A number of years after her traumatic experience in the Nazi concentration camp, Corrie ten Boom was speaking in a church when she found herself standing face-to-face with a man who had been one of the cruellest guards she ever encountered in the camps. This man had humiliated and degraded both her and her sister. Jeering at them and visually ‘raping’ them as they stood in the sanitary shower.

Suddenly, he stood there before her with an outstretched hand, asking, “Will you forgive me?” Corrie said, “I stood there with coldness clutching at my heart, but I knew that the will can function regardless of the temperature of the heart. I prayed, “Jesus, help me!” Woodenly, mechanically, I thrust my hand into the one stretched out to me, and when I did I experienced an incredible thing. The current started in my shoulder, raced down into my arm, and sprang into our clutched hands. Then this warm reconciliation seemed to flood my whole being, bringing tears to my eyes. “I forgive you, brother,” I cried with my whole heart.

For a long moment we grasped each other’s hands, the former guard and the former prisoner. I have never known the love of God as intensely as I did in that moment.

Corrie recounts this and her other experiences in the concentration camp in her very famous book, “The Hiding Place”. She later received several honours for her heroism and noble works during World War II.

Her story serves as a very good example of someone who not only got rid of her emotional baggage, but also didn’t allow the hurtful events of the past to run or rule her life in the present and future sense. And I believe that this sort of behaviour is something that all married couples must seek to exhibit in their marriage.
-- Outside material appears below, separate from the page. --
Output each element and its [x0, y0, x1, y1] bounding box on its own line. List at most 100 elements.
When we don’t let go of hurt and disappointment from a previous relationship but we carry them into our marriage, and our partner does something similar that reminds us of the pain from the past, we react with needless anger as if it was our partner that inflicted the original hurt. This is very unhealthy and can be quite damaging to a marriage. Because your over-the-top reaction to something surface and minor causes your spouse to be upset and puts them in a state of dilemma. The longer this goes on, the more damaging it will get for your marriage.

It's hard to be clear about who you are when you are carrying around a bunch of baggage from the past. I've learned to let go and move more quickly into the next place.
Angelina Jolie

I think people just need to understand that no matter how much you try to, you can’t unscramble an egg. Once it’s scrambled, you cannot unmake it. It’s like spilled milk, you can’t cry over it forever. But what you can do is clean up the mess that’s been made, and move on from there.

Look at it like your work-desk at the office or at home. Over time, you’ve piled up files and papers upon paper and now you are unable to focus on important work because the clutter has become a distraction. You can decide to keep watching the pile of clutter grow by the day, or you can decide to declutter and get rid of the rubbish so that you can have space for new things to come in.

In the same way, you can declutter your mind of any emotional baggage that’s hindering you from embracing the bright future in your marriage. No point crying endlessly over something that come and gone. Get over it and get on with your life.

If I didn't forgive the people who took me into the barracks and beat me unconscious over a period of days during the period when the British state was indicted for inhuman and degrading treatment in 1971-72, or even the guys who shot me, if you don't forgive them, you end up with unnecessary baggage.
Gerry Adams

Sometimes letting go of some things could help you better appreciate the things you still have.